Bifurcation of `when_(all|any)` seems likely to cause confusion in generic contexts.

Therefore, we propose that when at least one of the sender arguments to the joining algorithms has an underlying scheduler, a user must also provide an explicit scheduler argument, which describes the scheduler that the returned sender will be bound to.

How do you know if your senders have an underlying scheduler in a generic context?

We don't have a separate concept for such senders (but see #19). Maybe we need one.

If I'm in a generic context, I could imagine it not being clear to me if I have senders that have underlying schedulers or not.

I wonder if perhaps these two overloads should have different names.

Introduce separate strictly lazy and maybe eager variants of algorithms

As per our discussion on the 2021-05-26 telecon, we agreed to introduce separate strictly lazy and maybe eager variants of algorithms. The placeholder spelling of the strictly lazy variants will be lazy_*, and the maybe eager variants will be *. For example, lazy_then and then.

Interactions with monadic optional

This brings to mind two thoughts.

Bikeshedding. It uses transform, and_then, or_else. I wonder to what degree we will end up discussing alignment on terminology.
I wonder if it is cleaner for us to follow p2300 with a paper to define connect and start for std::optional and get the sender algorithms on optional for free. It would give us co_await on an optional for free too, once co_await sender is defined for the task type, though not coroutine optionals in general.

when_all with a scheduler

Separate algorithm to avoid potential overload ambiguity with a sender+scheduler.

when_all_on potentially, for consistency with just_on.

Consider alternate API designs for `sender_traits`

I find the whole design of sender_traits a bit questionable and murky. I'd like to see it fleshed out more. I'm not convinced a monolithic traits class is the right answer here.

{#design-factory-schedule} When does the sender returned by `schedule` complete?

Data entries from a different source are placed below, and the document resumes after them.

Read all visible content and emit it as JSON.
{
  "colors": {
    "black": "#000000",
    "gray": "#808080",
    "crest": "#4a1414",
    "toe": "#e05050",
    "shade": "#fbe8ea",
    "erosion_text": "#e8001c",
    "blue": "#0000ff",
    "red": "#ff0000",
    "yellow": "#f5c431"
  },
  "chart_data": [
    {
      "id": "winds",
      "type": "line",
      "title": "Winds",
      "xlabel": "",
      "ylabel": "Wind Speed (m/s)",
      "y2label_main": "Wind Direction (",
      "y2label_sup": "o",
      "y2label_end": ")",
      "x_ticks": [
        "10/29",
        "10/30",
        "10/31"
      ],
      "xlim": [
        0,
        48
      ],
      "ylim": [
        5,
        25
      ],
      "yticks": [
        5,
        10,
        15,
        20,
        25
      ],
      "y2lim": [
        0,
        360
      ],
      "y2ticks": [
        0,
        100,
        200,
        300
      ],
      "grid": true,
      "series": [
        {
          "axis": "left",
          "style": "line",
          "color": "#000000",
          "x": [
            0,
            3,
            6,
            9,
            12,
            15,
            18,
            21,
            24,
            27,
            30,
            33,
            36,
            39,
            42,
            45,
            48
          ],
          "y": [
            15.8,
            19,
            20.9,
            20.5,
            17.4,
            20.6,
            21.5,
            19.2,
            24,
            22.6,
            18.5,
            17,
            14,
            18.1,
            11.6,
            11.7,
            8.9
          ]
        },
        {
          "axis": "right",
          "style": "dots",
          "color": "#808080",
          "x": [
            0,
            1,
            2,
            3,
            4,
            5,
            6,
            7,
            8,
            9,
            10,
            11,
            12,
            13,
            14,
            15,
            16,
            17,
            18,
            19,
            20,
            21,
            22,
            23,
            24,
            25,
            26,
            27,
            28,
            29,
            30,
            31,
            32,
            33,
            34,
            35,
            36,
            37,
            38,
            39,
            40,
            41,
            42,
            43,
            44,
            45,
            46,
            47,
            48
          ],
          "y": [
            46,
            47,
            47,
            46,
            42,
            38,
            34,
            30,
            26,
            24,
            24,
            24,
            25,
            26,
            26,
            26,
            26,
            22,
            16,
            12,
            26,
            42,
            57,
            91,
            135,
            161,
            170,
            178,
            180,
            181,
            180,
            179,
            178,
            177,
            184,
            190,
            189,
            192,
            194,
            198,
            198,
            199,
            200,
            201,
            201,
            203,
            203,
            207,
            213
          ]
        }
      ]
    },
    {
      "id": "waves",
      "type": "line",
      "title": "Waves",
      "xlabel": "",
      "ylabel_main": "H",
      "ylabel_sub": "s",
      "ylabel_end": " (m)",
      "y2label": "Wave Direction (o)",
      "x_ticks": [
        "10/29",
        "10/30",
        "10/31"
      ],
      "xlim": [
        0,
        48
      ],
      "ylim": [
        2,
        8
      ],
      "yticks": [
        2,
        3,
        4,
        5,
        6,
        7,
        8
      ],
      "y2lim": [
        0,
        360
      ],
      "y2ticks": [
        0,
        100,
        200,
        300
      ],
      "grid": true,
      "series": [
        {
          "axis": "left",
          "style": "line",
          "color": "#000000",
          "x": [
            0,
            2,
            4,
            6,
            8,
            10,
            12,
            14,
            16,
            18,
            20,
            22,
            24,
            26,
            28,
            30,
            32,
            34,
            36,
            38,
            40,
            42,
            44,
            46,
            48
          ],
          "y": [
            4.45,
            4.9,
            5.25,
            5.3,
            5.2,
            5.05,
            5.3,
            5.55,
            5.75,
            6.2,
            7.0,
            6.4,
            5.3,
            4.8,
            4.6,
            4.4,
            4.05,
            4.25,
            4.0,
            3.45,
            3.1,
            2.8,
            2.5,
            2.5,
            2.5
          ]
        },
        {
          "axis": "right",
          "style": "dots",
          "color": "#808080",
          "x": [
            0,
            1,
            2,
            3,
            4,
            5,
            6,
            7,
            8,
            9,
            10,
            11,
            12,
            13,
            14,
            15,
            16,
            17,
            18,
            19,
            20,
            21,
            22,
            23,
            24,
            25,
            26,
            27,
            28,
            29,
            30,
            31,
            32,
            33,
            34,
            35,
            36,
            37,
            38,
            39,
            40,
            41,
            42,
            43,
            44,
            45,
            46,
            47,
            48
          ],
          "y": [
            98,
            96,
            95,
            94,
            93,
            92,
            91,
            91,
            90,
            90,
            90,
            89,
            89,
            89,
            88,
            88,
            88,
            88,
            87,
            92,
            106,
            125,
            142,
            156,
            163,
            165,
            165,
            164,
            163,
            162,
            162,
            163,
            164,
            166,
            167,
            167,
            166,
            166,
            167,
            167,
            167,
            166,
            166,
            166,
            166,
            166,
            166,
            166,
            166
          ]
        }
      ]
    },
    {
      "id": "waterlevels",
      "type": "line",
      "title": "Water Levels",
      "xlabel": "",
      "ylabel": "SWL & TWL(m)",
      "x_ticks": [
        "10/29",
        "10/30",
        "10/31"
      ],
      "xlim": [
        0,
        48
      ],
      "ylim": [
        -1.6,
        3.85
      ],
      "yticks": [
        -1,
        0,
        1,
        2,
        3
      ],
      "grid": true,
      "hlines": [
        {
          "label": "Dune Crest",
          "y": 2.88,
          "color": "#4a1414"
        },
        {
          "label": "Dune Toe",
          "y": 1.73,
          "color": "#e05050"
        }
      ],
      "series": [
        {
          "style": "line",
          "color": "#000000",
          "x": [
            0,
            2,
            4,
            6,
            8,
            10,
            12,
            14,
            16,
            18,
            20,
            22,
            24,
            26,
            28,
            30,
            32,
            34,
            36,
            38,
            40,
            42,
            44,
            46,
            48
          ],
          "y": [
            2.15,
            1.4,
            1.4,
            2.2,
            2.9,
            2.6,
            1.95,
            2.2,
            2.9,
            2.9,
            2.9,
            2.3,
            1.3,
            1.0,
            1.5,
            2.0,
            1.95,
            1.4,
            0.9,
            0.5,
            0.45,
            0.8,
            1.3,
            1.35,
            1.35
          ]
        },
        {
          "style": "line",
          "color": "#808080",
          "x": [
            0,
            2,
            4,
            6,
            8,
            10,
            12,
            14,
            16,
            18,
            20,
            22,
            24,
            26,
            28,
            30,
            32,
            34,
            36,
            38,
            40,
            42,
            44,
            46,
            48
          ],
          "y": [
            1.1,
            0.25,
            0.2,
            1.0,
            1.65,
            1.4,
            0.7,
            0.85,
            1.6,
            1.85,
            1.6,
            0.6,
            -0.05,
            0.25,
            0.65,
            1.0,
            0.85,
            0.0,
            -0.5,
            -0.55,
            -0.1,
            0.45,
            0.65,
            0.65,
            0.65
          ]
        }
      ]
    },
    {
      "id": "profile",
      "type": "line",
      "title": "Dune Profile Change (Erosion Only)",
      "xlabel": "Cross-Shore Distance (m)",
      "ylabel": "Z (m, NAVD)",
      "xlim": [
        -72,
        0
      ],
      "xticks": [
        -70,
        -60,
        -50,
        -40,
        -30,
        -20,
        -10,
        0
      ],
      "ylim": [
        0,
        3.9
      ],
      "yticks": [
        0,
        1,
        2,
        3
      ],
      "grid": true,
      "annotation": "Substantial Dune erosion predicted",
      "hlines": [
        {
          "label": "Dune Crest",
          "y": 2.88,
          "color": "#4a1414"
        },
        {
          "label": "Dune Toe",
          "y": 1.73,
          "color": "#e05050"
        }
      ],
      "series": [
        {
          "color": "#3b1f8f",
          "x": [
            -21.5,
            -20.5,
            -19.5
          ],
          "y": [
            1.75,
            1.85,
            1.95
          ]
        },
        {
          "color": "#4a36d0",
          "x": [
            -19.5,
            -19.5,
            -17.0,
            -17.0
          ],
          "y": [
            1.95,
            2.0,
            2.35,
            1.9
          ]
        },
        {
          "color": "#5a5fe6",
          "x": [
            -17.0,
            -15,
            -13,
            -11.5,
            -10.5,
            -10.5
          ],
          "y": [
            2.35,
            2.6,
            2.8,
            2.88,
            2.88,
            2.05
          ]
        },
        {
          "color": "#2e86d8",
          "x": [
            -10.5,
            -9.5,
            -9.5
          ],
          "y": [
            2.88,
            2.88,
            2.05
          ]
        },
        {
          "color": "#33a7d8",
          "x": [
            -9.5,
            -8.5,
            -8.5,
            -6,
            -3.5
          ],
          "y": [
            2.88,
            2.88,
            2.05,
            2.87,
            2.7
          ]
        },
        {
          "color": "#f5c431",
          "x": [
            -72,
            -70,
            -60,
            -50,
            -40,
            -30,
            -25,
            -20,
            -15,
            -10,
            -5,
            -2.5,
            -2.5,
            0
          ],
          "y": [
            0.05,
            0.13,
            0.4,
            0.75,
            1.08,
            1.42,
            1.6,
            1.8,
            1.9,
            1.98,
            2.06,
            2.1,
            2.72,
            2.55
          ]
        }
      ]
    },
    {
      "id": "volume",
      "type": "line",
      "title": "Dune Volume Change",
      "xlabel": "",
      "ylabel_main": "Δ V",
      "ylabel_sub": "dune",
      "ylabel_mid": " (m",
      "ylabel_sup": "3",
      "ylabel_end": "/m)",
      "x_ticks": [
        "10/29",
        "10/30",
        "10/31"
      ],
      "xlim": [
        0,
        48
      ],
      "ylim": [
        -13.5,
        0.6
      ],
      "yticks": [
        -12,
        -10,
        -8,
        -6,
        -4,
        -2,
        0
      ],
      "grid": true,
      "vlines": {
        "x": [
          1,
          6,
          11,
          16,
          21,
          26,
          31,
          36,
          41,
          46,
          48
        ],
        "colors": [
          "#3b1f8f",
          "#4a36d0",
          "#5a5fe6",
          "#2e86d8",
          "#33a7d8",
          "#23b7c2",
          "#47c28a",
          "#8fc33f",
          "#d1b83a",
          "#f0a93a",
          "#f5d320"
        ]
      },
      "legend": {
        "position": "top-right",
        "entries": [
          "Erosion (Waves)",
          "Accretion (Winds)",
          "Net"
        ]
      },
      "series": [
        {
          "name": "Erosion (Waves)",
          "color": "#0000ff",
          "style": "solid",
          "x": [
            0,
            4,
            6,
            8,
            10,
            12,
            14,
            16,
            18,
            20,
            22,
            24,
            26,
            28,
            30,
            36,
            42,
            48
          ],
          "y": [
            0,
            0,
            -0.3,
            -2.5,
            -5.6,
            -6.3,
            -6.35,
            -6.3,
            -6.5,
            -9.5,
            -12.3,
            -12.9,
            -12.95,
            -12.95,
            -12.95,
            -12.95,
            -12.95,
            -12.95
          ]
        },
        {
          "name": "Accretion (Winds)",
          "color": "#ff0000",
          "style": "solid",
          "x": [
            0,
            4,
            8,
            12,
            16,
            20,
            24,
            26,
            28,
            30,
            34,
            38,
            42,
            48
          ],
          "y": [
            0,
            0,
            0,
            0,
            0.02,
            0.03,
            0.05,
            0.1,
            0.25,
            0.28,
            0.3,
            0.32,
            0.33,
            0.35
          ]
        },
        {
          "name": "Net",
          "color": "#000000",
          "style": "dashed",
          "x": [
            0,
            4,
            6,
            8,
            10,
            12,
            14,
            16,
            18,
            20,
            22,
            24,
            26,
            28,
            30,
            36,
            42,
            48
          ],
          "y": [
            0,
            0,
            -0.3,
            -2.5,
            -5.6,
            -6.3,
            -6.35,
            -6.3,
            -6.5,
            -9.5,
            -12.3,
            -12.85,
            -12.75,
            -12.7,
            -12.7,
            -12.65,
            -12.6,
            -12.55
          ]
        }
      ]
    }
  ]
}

schedule essentially returns a "ready" thing. Can we say anything to that effect?

Semantics of is_strictly_lazy

Unclear precisely what this should apply to.

Given:
auto s1 = some_sender_factory();
auto s2 = then(s1, foo);

It makes sense to ask if s2's type is strictly lazy, to know that foo might be already running before s2 is connected.

It also makes sense to ask the same of s1, and then might use that information to decide if it should be eager.

We might also want a query on the operation state to know if work was in some way enqueued after connect was called.

Is the intent that or different?

Michal expressed concern about ABI issues with this formulation - assuming we didn't talk past each other.

Story for non-blocking submission

We need a good answer to the Networking TS requirement for executors that don't block when they submit.

One possible solution would be to say "things that require that should define a trait, and then constrain on the trait".

{#intro-prior-art}, {#design-receivers}: Forward or undefined references to "callback" and "channel"

5.2 A receiver is a callback that supports more than one channel

What is a callback? What is a channel? This is not a good definition for the uninitiated.